Fat biking is said to have dual beginnings: one in the desert and one in the snow. It’s believable, because these monster trucks of mountain biking are as equally at home on dunes of sand as they are in drifts of powder.
“When I was a kid, I loved to go out and play in the snow,” said Joey Ernst, owner of Velorution Cycles and Bedrock Bags in Durango. “That part of me just never really grew up.”
Velorution just may be the only shop of its kind in the existence, a full service bike shop/bag manufacturer, Ernst’s partner, Andrew Wracher, hand makes ultra burly bags specifically for bike touring and bike packing.
After chasing Ernst around the snow-laden trails, it’s easy to see that kid within, under an icy beard and stiffened face.
“I’d smile but my face is frozen,” he said after a single-digit outing above Durango. “But it’s really fun to go out and get fresh tracks on a powder day. That’s not something you can do on bicycles.
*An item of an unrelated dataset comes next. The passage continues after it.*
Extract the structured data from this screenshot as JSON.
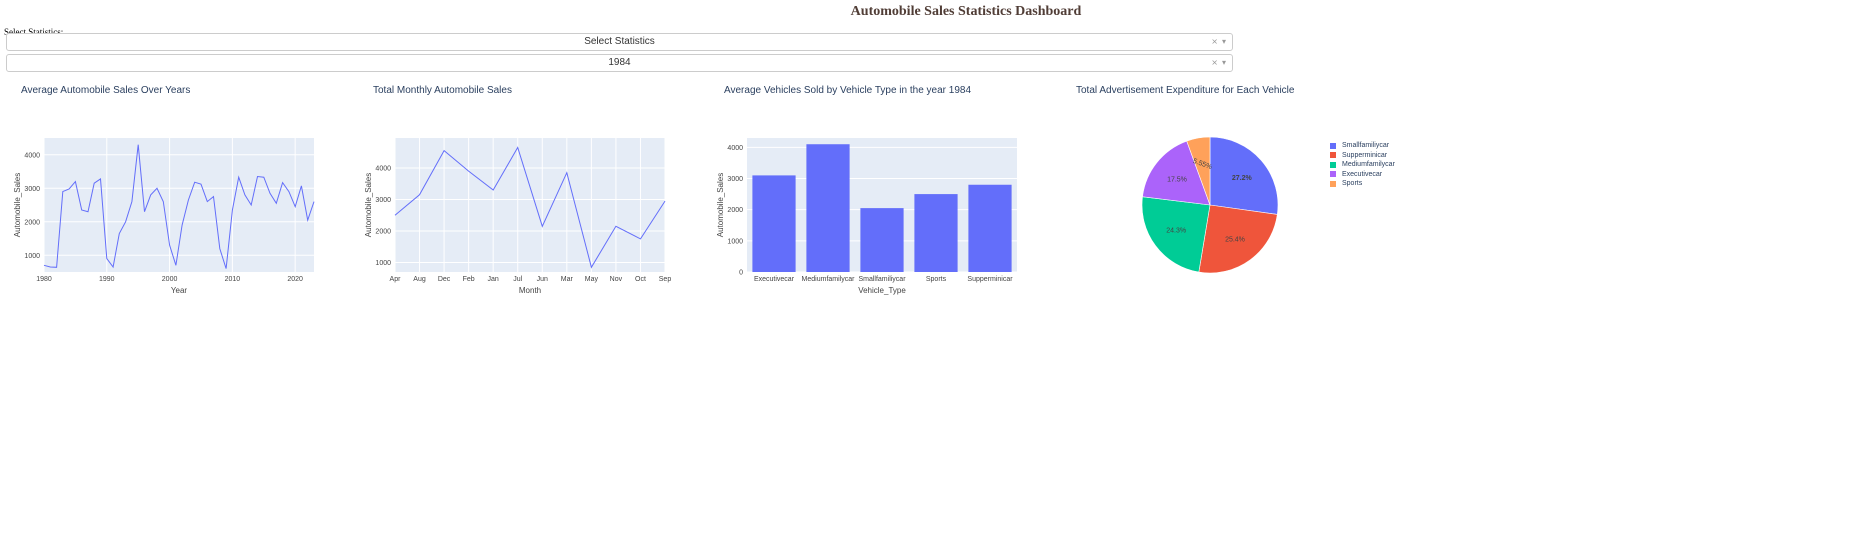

I don’t ski, so this is the way I get out in the winter time.”
With rosy, rigid cheeks, Sandhya Tillotson called it playful, despite the temps.
“It’s fricking cold,” she said. “But at least the sun is coming out.”
She said she likes venturing off trail. Both Ernst and Tillotson are avid adventure cyclists, touring broad landscapes in all conditions. When these two go for a ride untethered by a media crew, they’re not coming back for a while.
“It’s such an unexpected joy,” she said. “It opens up so many possibilities and new places that you can’t even ride in the summer.”